Re: Dyamic updates of NEW with pl/pgsql - Mailing list pgsql-hackers

From Merlin Moncure
Subject Re: Dyamic updates of NEW with pl/pgsql
Date
Msg-id b42b73151003162008s126985d7ua34eaaf240025267@mail.gmail.com
Whole thread Raw
In response to Re: Dyamic updates of NEW with pl/pgsql  (Florian Pflug <fgp.phlo.org@gmail.com>)
Responses Re: Dyamic updates of NEW with pl/pgsql
List pgsql-hackers
On Tue, Mar 16, 2010 at 5:53 PM, Florian Pflug <fgp.phlo.org@gmail.com> wrote:
> which returns the field named <field> from the record. The expected
> field type is specified by providing a default value in <defval> of the
> expected type. Since that argument's type is ANYELEMENT, just like the
> return type, the type system copes perfectly with the varying return
> type. You can choose whether to auto-coerce the field's value if it has
> a type other than <defval>'s type or whether to raise an error.
>
> So in essence I'm using the ANYELEMENT trick to get a poor man's version
> of your idea that doesn't require core changes.
>
> My post about this module got zero responses though...

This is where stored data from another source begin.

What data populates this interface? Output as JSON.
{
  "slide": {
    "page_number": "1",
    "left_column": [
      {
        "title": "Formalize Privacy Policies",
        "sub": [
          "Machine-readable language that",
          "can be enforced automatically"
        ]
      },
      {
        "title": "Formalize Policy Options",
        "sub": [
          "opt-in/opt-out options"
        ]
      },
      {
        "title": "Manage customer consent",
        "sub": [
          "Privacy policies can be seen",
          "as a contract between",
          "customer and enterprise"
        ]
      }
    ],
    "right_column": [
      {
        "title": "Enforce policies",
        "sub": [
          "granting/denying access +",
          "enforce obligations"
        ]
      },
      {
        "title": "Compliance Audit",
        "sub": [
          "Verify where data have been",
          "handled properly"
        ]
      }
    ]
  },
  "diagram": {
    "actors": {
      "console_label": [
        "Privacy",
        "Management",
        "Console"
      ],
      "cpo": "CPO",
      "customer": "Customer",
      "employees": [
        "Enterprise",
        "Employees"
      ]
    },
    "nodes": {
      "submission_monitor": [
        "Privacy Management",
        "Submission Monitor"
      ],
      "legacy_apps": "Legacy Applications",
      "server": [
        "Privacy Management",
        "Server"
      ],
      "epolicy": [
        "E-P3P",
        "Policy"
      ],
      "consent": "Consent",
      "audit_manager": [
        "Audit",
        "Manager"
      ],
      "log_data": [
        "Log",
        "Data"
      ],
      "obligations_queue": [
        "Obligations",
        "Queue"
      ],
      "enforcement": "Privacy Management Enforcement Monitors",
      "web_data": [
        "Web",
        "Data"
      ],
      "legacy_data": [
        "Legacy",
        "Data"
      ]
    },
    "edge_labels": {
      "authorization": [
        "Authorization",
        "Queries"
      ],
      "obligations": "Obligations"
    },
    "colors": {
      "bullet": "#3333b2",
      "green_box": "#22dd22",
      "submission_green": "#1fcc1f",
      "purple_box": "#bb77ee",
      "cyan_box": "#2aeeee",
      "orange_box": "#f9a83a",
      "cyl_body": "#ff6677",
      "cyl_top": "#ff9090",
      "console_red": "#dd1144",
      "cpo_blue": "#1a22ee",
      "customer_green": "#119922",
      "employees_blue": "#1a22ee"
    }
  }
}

Why should we use what you've already written when we can just write
it ourselves?  Next you are going to say you're already using it and
it works really well :-).

I think it's pretty cool.  Is it safe to have the main functions
immutable and not stable though?  Is there any benefit missed by not
going through pl/pgsql directly (I'm guessing maybe more elegant
caching)?  It's a little weird that you can return anyelement from
your function in cases that don't guarantee a type from the query.
Are there any downsides to doing that?